Antes tarde do que nunca

Com leilão da Codesa, governo conclui primeira privatização em três anos e três meses; ritmo precisa acelerar

Notas & Informações, O Estado de S.Paulo

01 de abril de 2022 | 03h00

O governo que prometia arrecadar R$ 1 trilhão em privatizações na campanha eleitoral levou três anos e três meses, mas finalmente conseguiu vender sua primeira estatal. Após uma longa disputa em leilão, a Companhia Docas do Espírito Santo (Codesa) foi arrematada pelo fundo de investimento Shelf 199, gerido pela Quadra Capital. Foi a primeira vez que o modelo que associa a concessão dos serviços públicos à venda da estatal foi testado no setor portuário. O fundo deverá desembolsar R$ 106 milhões em bônus de outorga, valor que se soma aos R$ 326 milhões que serão desembolsados na aquisição das ações da empresa pública federal.

O consórcio vencedor será responsável por administrar os Portos de Vitória, com um portfólio de cargas já consolidado e uma posição favorável de acessos rodoviário e ferroviário, e Barra do Riacho, especializado no embarque de celulose. Mais importante do que a arrecadação gerada pela operação são os investimentos que a empresa se comprometeu a realizar. Serão R$ 855 milhões nos próximos 35 anos. Além disso, 7,5% de suas receitas anuais dos portos deverão ser pagas à União ao longo do contrato.

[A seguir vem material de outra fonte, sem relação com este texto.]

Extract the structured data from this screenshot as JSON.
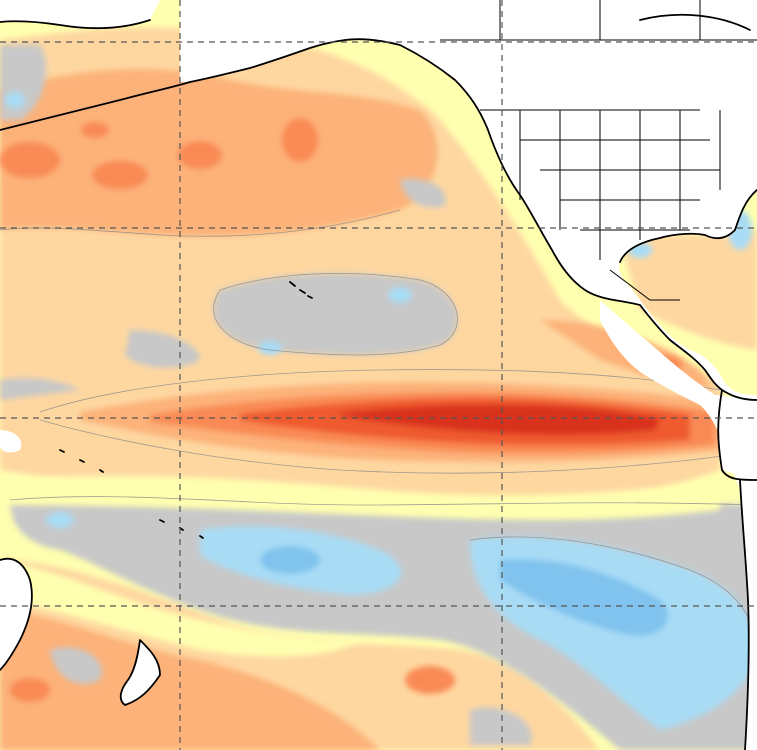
{
  "map": {
    "kind": "sea-surface-temperature-anomaly",
    "region": "Pacific Ocean",
    "palette": {
      "land": "#ffffff",
      "neutral": "#c8c8c8",
      "weak_warm": "#ffffb0",
      "warm": "#fed7a0",
      "moderate_warm": "#fcb279",
      "strong_warm": "#f98a54",
      "very_strong_warm": "#ef5a2e",
      "extreme_warm": "#d8311c",
      "weak_cool": "#a8dcf5",
      "moderate_cool": "#7fc3ee",
      "grid_line": "#555555",
      "coastline": "#000000"
    },
    "grid": "dashed",
    "legend": "none"
  }
}
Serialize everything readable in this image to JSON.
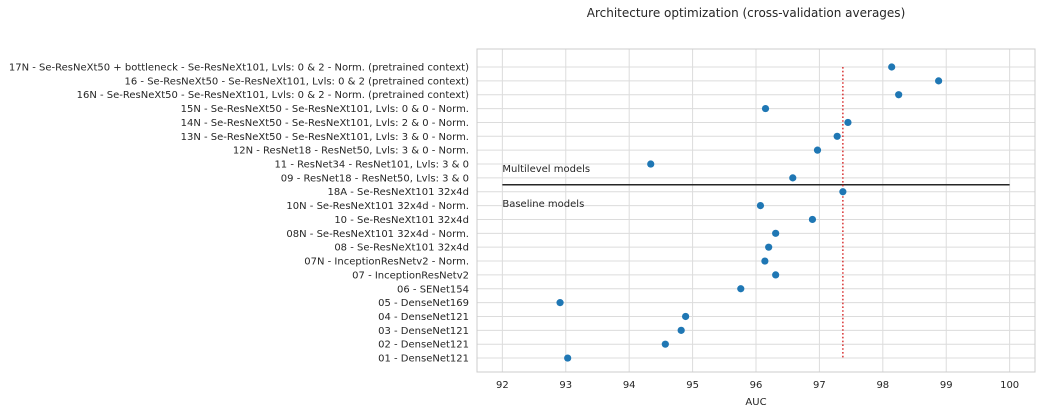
{
  "chart_data": {
    "type": "scatter",
    "title": "Architecture optimization (cross-validation averages)",
    "xlabel": "AUC",
    "ylabel": "",
    "xlim": [
      91.6,
      100.4
    ],
    "xticks": [
      "92",
      "93",
      "94",
      "95",
      "96",
      "97",
      "98",
      "99",
      "100"
    ],
    "grid": true,
    "marker_color": "#1f77b4",
    "categories": [
      "17N - Se-ResNeXt50 + bottleneck - Se-ResNeXt101, Lvls: 0 & 2  - Norm. (pretrained context)",
      "16 - Se-ResNeXt50 - Se-ResNeXt101, Lvls: 0 & 2  (pretrained context)",
      "16N - Se-ResNeXt50 - Se-ResNeXt101, Lvls: 0 & 2  - Norm. (pretrained context)",
      "15N - Se-ResNeXt50 - Se-ResNeXt101, Lvls: 0 & 0  - Norm.",
      "14N - Se-ResNeXt50 - Se-ResNeXt101, Lvls: 2 & 0  - Norm.",
      "13N - Se-ResNeXt50 - Se-ResNeXt101, Lvls: 3 & 0  - Norm.",
      "12N - ResNet18 - ResNet50, Lvls: 3 & 0  - Norm.",
      "11 - ResNet34 - ResNet101, Lvls: 3 & 0",
      "09 - ResNet18 - ResNet50, Lvls: 3 & 0",
      "18A - Se-ResNeXt101 32x4d",
      "10N - Se-ResNeXt101 32x4d - Norm.",
      "10 - Se-ResNeXt101 32x4d",
      "08N - Se-ResNeXt101 32x4d - Norm.",
      "08 - Se-ResNeXt101 32x4d",
      "07N - InceptionResNetv2 - Norm.",
      "07 - InceptionResNetv2",
      "06 - SENet154",
      "05 - DenseNet169",
      "04 - DenseNet121",
      "03 - DenseNet121",
      "02 - DenseNet121",
      "01 - DenseNet121"
    ],
    "values": [
      98.14,
      98.88,
      98.25,
      96.15,
      97.45,
      97.28,
      96.97,
      94.34,
      96.58,
      97.37,
      96.07,
      96.89,
      96.31,
      96.2,
      96.14,
      96.31,
      95.76,
      92.91,
      94.89,
      94.82,
      94.57,
      93.03
    ],
    "reference_line": {
      "x": 97.37,
      "color": "#d62728",
      "style": "dotted"
    },
    "separator": {
      "after_index": 8,
      "color": "#262626"
    },
    "annotations": {
      "upper": "Multilevel models",
      "lower": "Baseline models"
    }
  }
}
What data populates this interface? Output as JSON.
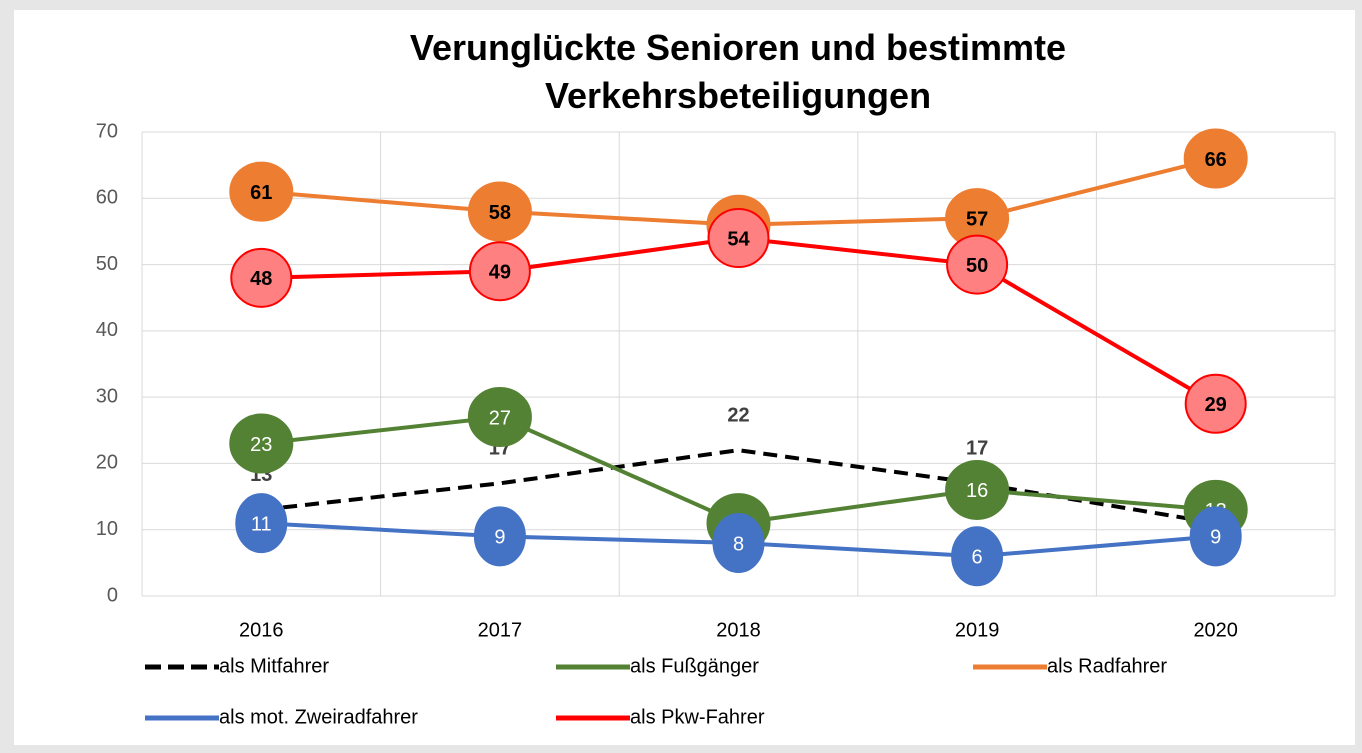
{
  "chart_data": {
    "type": "line",
    "title": "Verunglückte Senioren und bestimmte Verkehrsbeteiligungen",
    "categories": [
      "2016",
      "2017",
      "2018",
      "2019",
      "2020"
    ],
    "series": [
      {
        "name": "als Mitfahrer",
        "color": "#000000",
        "dashed": true,
        "values": [
          13,
          17,
          22,
          17,
          11
        ]
      },
      {
        "name": "als Fußgänger",
        "color": "#548235",
        "values": [
          23,
          27,
          11,
          16,
          13
        ]
      },
      {
        "name": "als Radfahrer",
        "color": "#ed7d31",
        "values": [
          61,
          58,
          56,
          57,
          66
        ]
      },
      {
        "name": "als mot. Zweiradfahrer",
        "color": "#4472c4",
        "values": [
          11,
          9,
          8,
          6,
          9
        ]
      },
      {
        "name": "als Pkw-Fahrer",
        "color": "#ff0000",
        "values": [
          48,
          49,
          54,
          50,
          29
        ]
      }
    ],
    "ylim": [
      0,
      70
    ],
    "yticks": [
      0,
      10,
      20,
      30,
      40,
      50,
      60,
      70
    ],
    "grid": true
  }
}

São mais do que conhecidas as dificuldades econômicas e financeiras do País. O Orçamento deste ano reservou apenas R$ 42,3 bilhões para investimentos públicos federais, o menor volume da história, e a maior parte – R$ 8,7 bilhões, quase 21% do total – ficará com o Ministério da Defesa. Já o Departamento Nacional de Infraestrutura de Transportes (Dnit) terá somente R$ 6,2 bilhões para manter todas as rodovias federais do País, um terço do que seria necessário, segundo a Confederação Nacional do Transporte (CNT).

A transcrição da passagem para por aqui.